Max likelihood time complexity as function of number of parameters

Hi,

A gedanken-experiment :

What would be the time complexity of one optimisation step (using some greedy “down hill” method) if I would like to do max likelihood with STAN on a single layer neural network (one input/one output) with M neurons ? For a fixed amount of input output pairs, N ?

Would it be O(M^3) ?

Cheers

Jozsef

Check out the math paper for details on this stuff: https://arxiv.org/abs/1509.07164

Stan uses the same sorta algorithms that everyone else does – so the theoretical scalings should be comparable between frameworks. The split is forward mode vs. reverse mode autodiff.

Forward mode scales better for problems with few inputs, reverse for problems with few outputs. When sampling a log density in HMC, you’ve just got one output so reverse mode autodiff works nicely. Same argument for optimization problems.

There’s probably room for confusion on how complexity is written out. One gradient descent step takes one reverse mode autodiff pass, but the things you do inside that pass could be complicated things. Depends on what you’re looking – if you care about the calculations inside your model or just how the autodiff is arrange.

edit: Edited to clarify a couple things, hope that helps!

@bbbales2

Wow, this is very cool !

It sounds like a free monad :)

Oppps… http://h2.jaguarpaw.co.uk/posts/symbolic-expressions-can-be-automatically-differentiated/

http://blog.sigfpe.com/2017/06/

this Haskell is pretty good for these things, or not ?

:) apparently it is ? lol …

Anyway… interesting stuff !

Thanks for pointing me towards this paper !

Hmm… I found this paper, looked really interesting, then I got disappointed because there seems to be no working code anywhere : http://mlg.eng.cam.ac.uk/adam/icfp2018.pdf :(

So that is basically a paper describing what ppl should do but … it seems that other than saying what ppl should do… there is not much stuff there which actually works in practice… so probably I do not look really into that direction any more.

Regards,

Jozsef

What?

If you want to compute the Jacobian of a function with M outputs and N inputs, it’s M reverse mode passes or N forward mode passes.

What I meant is that you had “few” in there twice, so couldn’t really parse what you were trying to say. From your message now it seems you pick the mode according to the smaller of N and M.

1 Like

That’s what we’d call a logistic regression.
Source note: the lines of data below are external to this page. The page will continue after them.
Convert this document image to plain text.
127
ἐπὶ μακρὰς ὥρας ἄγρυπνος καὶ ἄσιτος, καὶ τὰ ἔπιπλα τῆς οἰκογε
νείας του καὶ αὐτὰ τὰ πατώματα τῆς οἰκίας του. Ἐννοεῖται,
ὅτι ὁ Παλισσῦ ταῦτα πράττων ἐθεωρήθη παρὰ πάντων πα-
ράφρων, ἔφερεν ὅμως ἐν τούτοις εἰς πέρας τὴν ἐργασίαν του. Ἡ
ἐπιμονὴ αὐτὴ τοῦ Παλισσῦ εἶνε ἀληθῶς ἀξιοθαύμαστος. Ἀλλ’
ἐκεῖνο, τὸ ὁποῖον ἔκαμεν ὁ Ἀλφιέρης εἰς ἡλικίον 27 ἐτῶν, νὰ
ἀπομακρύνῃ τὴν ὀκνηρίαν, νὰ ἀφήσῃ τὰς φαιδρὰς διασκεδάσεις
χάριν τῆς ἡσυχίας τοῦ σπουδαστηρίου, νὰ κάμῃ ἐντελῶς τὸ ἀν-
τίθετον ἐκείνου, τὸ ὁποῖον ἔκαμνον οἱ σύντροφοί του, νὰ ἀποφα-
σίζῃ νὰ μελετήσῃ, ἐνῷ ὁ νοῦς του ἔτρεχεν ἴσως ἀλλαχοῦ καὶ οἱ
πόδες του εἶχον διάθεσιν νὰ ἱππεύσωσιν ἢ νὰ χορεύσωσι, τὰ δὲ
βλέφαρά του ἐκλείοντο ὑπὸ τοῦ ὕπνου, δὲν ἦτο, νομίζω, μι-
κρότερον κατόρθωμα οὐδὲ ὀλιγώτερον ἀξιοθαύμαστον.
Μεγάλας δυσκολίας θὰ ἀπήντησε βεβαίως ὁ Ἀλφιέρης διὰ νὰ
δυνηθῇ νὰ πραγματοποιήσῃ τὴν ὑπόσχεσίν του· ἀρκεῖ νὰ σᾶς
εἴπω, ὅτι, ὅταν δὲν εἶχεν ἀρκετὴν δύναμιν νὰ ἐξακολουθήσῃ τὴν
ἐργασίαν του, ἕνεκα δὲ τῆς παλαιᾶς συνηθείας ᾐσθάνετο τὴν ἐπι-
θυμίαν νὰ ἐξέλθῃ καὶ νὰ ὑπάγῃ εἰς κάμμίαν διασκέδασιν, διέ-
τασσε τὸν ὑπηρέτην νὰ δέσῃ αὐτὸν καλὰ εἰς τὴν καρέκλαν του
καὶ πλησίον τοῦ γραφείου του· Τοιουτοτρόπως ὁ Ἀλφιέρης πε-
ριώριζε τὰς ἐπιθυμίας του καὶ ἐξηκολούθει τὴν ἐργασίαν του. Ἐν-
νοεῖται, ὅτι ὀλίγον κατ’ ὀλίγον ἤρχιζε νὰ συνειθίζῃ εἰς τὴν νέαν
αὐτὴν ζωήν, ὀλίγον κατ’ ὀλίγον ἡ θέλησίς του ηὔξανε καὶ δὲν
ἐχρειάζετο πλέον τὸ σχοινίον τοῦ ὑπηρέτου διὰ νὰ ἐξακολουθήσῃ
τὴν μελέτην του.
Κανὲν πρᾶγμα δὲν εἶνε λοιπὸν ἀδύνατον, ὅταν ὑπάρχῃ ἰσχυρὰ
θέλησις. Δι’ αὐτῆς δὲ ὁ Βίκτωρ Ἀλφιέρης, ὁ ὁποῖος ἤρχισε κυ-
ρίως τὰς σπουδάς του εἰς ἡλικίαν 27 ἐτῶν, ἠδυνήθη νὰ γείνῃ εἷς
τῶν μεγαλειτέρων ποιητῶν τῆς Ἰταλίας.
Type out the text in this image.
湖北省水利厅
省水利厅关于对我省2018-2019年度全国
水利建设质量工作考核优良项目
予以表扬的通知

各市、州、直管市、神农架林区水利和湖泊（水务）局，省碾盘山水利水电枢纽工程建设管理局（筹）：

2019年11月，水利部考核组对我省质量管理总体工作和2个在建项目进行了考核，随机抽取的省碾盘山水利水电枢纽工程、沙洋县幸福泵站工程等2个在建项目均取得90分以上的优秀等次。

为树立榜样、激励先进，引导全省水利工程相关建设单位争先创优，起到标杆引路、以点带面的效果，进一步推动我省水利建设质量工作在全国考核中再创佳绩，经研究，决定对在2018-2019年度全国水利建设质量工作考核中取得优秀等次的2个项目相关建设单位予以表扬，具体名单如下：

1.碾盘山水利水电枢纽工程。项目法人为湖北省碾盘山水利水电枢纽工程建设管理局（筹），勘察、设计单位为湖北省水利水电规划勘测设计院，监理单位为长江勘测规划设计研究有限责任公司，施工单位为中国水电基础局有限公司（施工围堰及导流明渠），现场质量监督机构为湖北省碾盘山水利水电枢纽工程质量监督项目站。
David McKay, in his info theory book, presents logistic regression as classification with a single neuron.

If there are N observations with M continuous predictors (“neurons”) and a single binary output y then you have a data matrix x of size N \times M, and a coefficient vector \beta of size M, and a binary observation array y you need to evaluate the log likelihood function

\mathcal{L}(\theta) = \log \mbox{bernoulli}(y \mid \mbox{logit}^{-1}(x \, \beta))

The matrix-vector multiply requires N \times M multiply-add operations, the inverse logit requires N additions, subtractions, and exponentiations, and the Bernoulli requires N conditionals and N logarithms. It’s not quite done that way because have a bernoulli_logit function that composes the operations and provides more stable arithmetic and unfolded derivatives. But at worst, it’s \mathcal{O}(N \times M). The derivatives require the same number of operations.

Since the paper that you cite, Gharamani’s been involved in both Turing for the Julia language and Pyro which is built on top of PyTorch.

Forward mode is also faster in theory, but less developed in our implementation. So there’d have to be a multiple in there that would change depending on the problem.

There’s also the issue of what you want to compute in the end. We sometimes want things like Hessian-vector products or directional derivatives, which changes the way we want to calculate.